Je ne dis pas qu’une personne devrait le faire. Les résultats d’un GML peuvent être pertinents et fiables, comme ils peuvent être complètement à côté de la plaque. Mais beaucoup de gens utilisent déjà les GML de cette façon et, faute d’alternatives accessibles en matière d’aide juridique, ils continueront de le faire.
L’autre versant de cette réalité, toutefois, est qu’un cabinet peut lui aussi exploiter un grand modèle de langage – une version spécialisée dans le domaine juridique, conçue pour fonctionner selon les normes de qualité d’un avocat – afin d’exécuter des tâches juridiques et de vendre ensuite le résultat au client. Dans ce cas, le GML devient le principal exécutant de la tâche juridique. C’est une évolution totalement nouvelle. (Certes, certains cabinets vendent déjà le travail de parajuristes, mais jamais à une échelle ou à une capacité comparable à celle des modèles d’IA.)
Actuellement, tout cabinet qui utilise l’intelligence artificielle pour générer des livrables juridiques intègre encore un avocat au processus, à la fois pour garantir l’exactitude et pour se protéger contre d’éventuelles enquêtes déontologiques. Mais à mesure que l’IA générative s’améliore, ce contrôle deviendra de plus en plus formel, jusqu’à disparaître complètement. Un jour, un cabinet pourra produire et vendre du travail juridique sans aucune implication active d’un avocat humain.
À mesure que les grands modèles de langage remplaceront graduellement les avocats dans l’exécution des tâches juridiques, ils provoqueront une divergence – une véritable séparation – entre les cabinets et les avocats. Pour la première fois, grâce aux GML il deviendra possible d’avoir un cabinet d’avocats qui vend des services juridiques sans avocats. Bien sûr, des obstacles réglementaires freinent encore cette réalité, et ils subsisteront sans doute quelque temps. Mais, sur le plan pratique, cette possibilité est déjà là – et c’est une révolution.
J’ai écrit le mois dernier sur le déplacement des avocats dans l’exécution des tâches juridiques et sur la transformation identitaire que cela entraîne quant à leur rôle et à leur raison d’être.
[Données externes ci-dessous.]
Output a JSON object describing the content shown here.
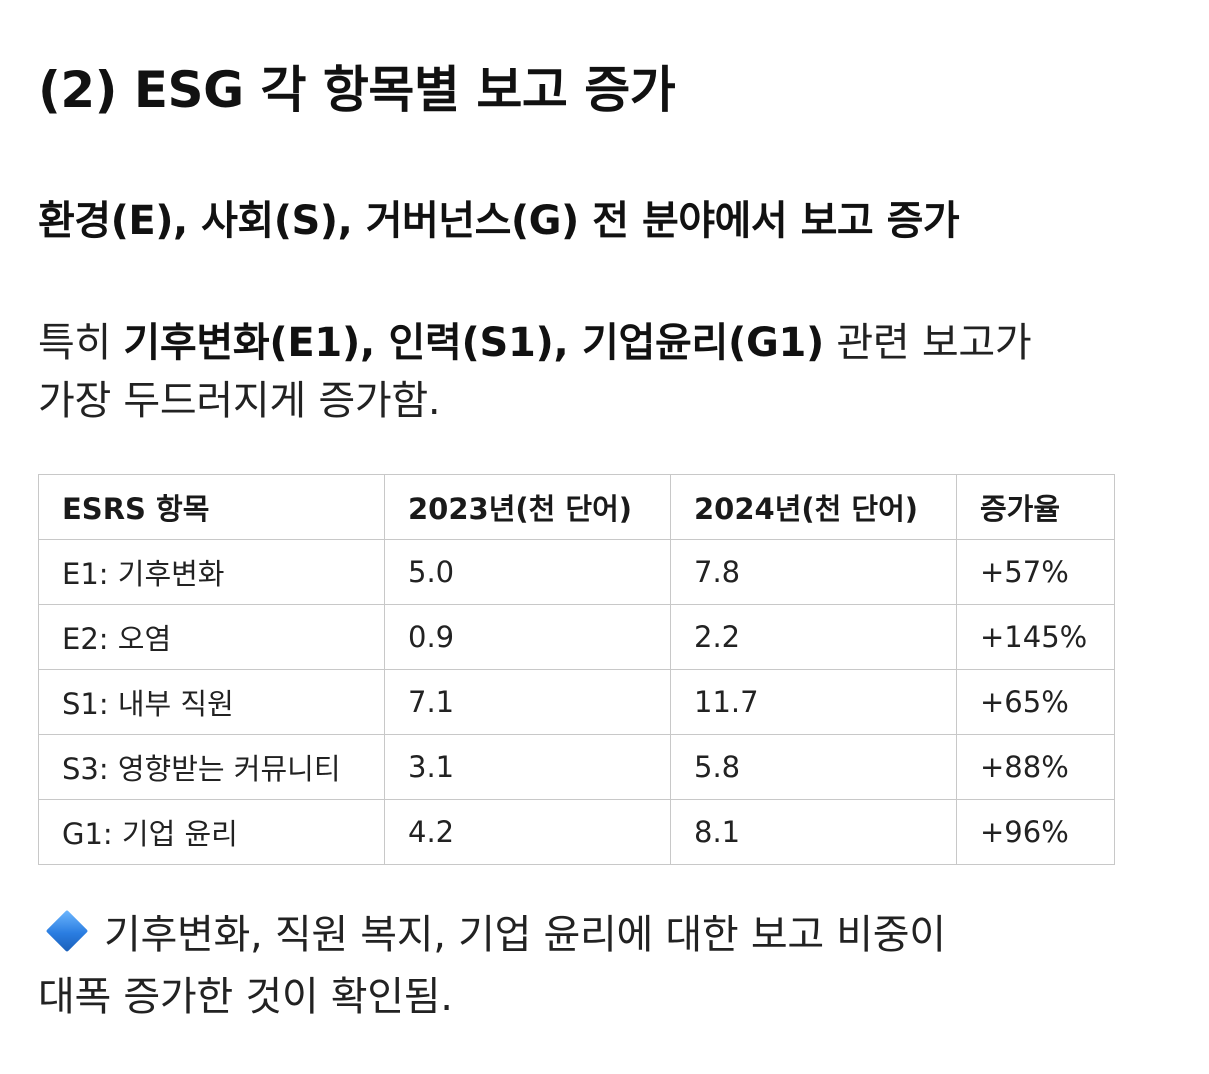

Mais les conséquences de ce déplacement des tâches vers les GML pourraient être encore plus profondes sur les cabinets.
Sur le plan conceptuel, les cabinets d’avocats sont entièrement définis par leurs avocats. Leur « inventaire » se compose des heures facturables de leurs juristes, leur capital provient des mises de fonds des associés-propriétaires, et tous leurs indicateurs clés (productivité, utilisation, rendement, croissance) sont exprimés en « unités d’avocat ». Dans une logique de rentabilité traditionnelle, plus un cabinet compte d’avocats, mieux il se porte.
Or, d’ici un an ou deux, la tendance inverse commencera à se dessiner. À mesure que les capacités des GML grimperont dans la chaîne de valeur juridique, les cabinets trouveront moins rentable de confier à des avocats des tâches que leurs concurrents – et parfois même leurs propres clients – préfèrent désormais déléguer à l’intelligence artificielle. Les avocats eux-mêmes rechigneront probablement à accomplir ce type de tâches, car personne n’aime faire un travail qu’une machine a prouvé pouvoir exécuter. L’exécution des tâches juridiques nécessitera donc moins d’avocats par tâche qu’auparavant.
Cela ne signifiera pas nécessairement la fin de la facturation à l’heure. Même si les avocats participeront moins à la production des livrables juridiques, ils pourront (et je pense qu’ils devraient) se repositionner sur des services fondés sur le conseil, la stratégie de défense, l’accompagnement, le plaidoyer et la réflexion. Ils pourront facturer ces services à l’heure, s’ils le souhaitent (et si leurs clients y consentent), ou selon un tarif fixe, ou encore selon une approche relationnelle – peu importe, au fond.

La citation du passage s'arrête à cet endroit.